I Lauritzen, J de Weille, C Adelbrecht, F Lesage, G Murer, R Raisman-Vozari, M Lazdunski

Brain Res., 1997 Apr 4 , 753, 8-17

The main target for degeneration associated with the weaver mutation is the cerebellum. Expression of the GIRK2 mRNA and protein was studied in cerebellum of 12- and 22-day-old normal and weaver mice.
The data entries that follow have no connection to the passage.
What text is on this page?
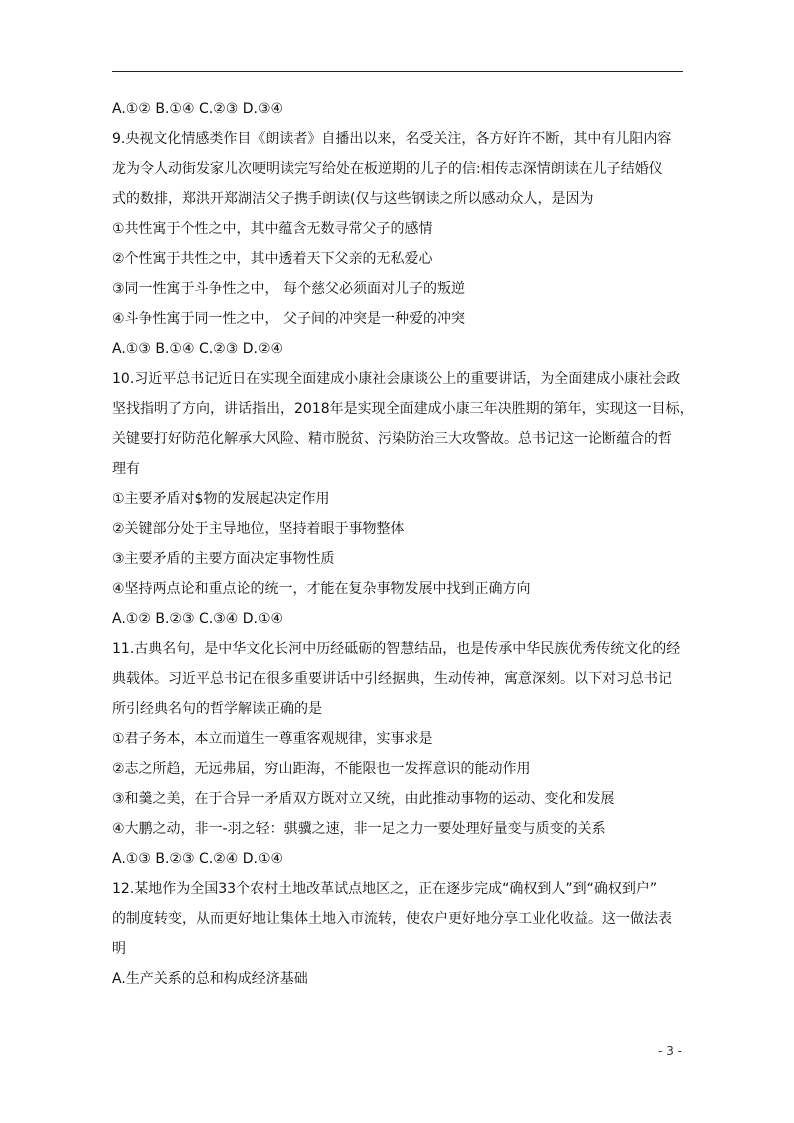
A.①② B.①④ C.②③ D.③④
9.央视文化情感类作目《朗读者》自播出以来，名受关注，各方好许不断，其中有儿阳内容
龙为令人动街发家儿次哽明读完写给处在板逆期的儿子的信:相传志深情朗读在儿子结婚仪
式的数排，郑洪开郑湖洁父子携手朗读(仅与这些钢读之所以感动众人，是因为
①共性寓于个性之中，其中蕴含无数寻常父子的感情
②个性寓于共性之中，其中透着天下父亲的无私爱心
③同一性寓于斗争性之中， 每个慈父必须面对儿子的叛逆
④斗争性寓于同一性之中， 父子间的冲突是一种爱的冲突
A.①③ B.①④ C.②③ D.②④
10.习近平总书记近日在实现全面建成小康社会康谈公上的重要讲话，为全面建成小康社会政
坚找指明了方向，讲话指出，2018年是实现全面建成小康三年决胜期的第年，实现这一目标，
关键要打好防范化解承大风险、精市脱贫、污染防治三大攻警故。总书记这一论断蕴合的哲
理有
①主要矛盾对$物的发展起决定作用
②关键部分处于主导地位，坚持着眼于事物整体
③主要矛盾的主要方面决定事物性质
④坚持两点论和重点论的统一，才能在复杂事物发展中找到正确方向
A.①② B.②③ C.③④ D.①④
11.古典名句，是中华文化长河中历经砥砺的智慧结品，也是传承中华民族优秀传统文化的经
典载体。习近平总书记在很多重要讲话中引经据典，生动传神，寓意深刻。以下对习总书记
所引经典名句的哲学解读正确的是
①君子务本，本立而道生一尊重客观规律，实事求是
②志之所趋，无远弗届，穷山距海，不能限也一发挥意识的能动作用
③和羹之美，在于合异一矛盾双方既对立又统，由此推动事物的运动、变化和发展
④大鹏之动，非一-羽之轻：骐骥之速，非一足之力一要处理好量变与质变的关系
A.①③ B.②③ C.②④ D.①④
12.某地作为全国33个农村土地改革试点地区之，正在逐步完成“确权到人”到“确权到户”
的制度转变，从而更好地让集体土地入市流转，使农户更好地分享工业化收益。这一做法表
明
A.生产关系的总和构成经济基础
- 3 -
In 12-day-old mice, GIRK2 is expressed at highest levels in the external granule layer (EGL) and in lower levels in the newly forming internal granule layer (IGL). In the weaver cerebellum, a high hybridization signal and dark immunostaining was observed in the EGL due to the higher density of non-migrated cells. In 22-day-old weaver cerebella, there are only few remaining granule cells existing as scattered cells within the IGL and molecular layer. GIRK2 is expressed in these neurons but the majority of cells expressing GIRK2 in these cerebella are Purkinje cells that are also affected by the weaver mutation (position, shape) but have not died. Normal cerebellar granule neurons but not homozygous mutant neurons in primary cultures and cerebellar slices of 8-day-old mice displayed inward rectifier K+ currents. Taken together, these findings suggest that cell loss in the weaver cerebellum is not directly related to a differential content of GIRK2 in the affected neurons during development. The lethal effect of the weaver mutation in specific neurons is probably due to a combination of the abnormal function of the inward rectifier K+ channels and other factors specific to the vulnerable neurons.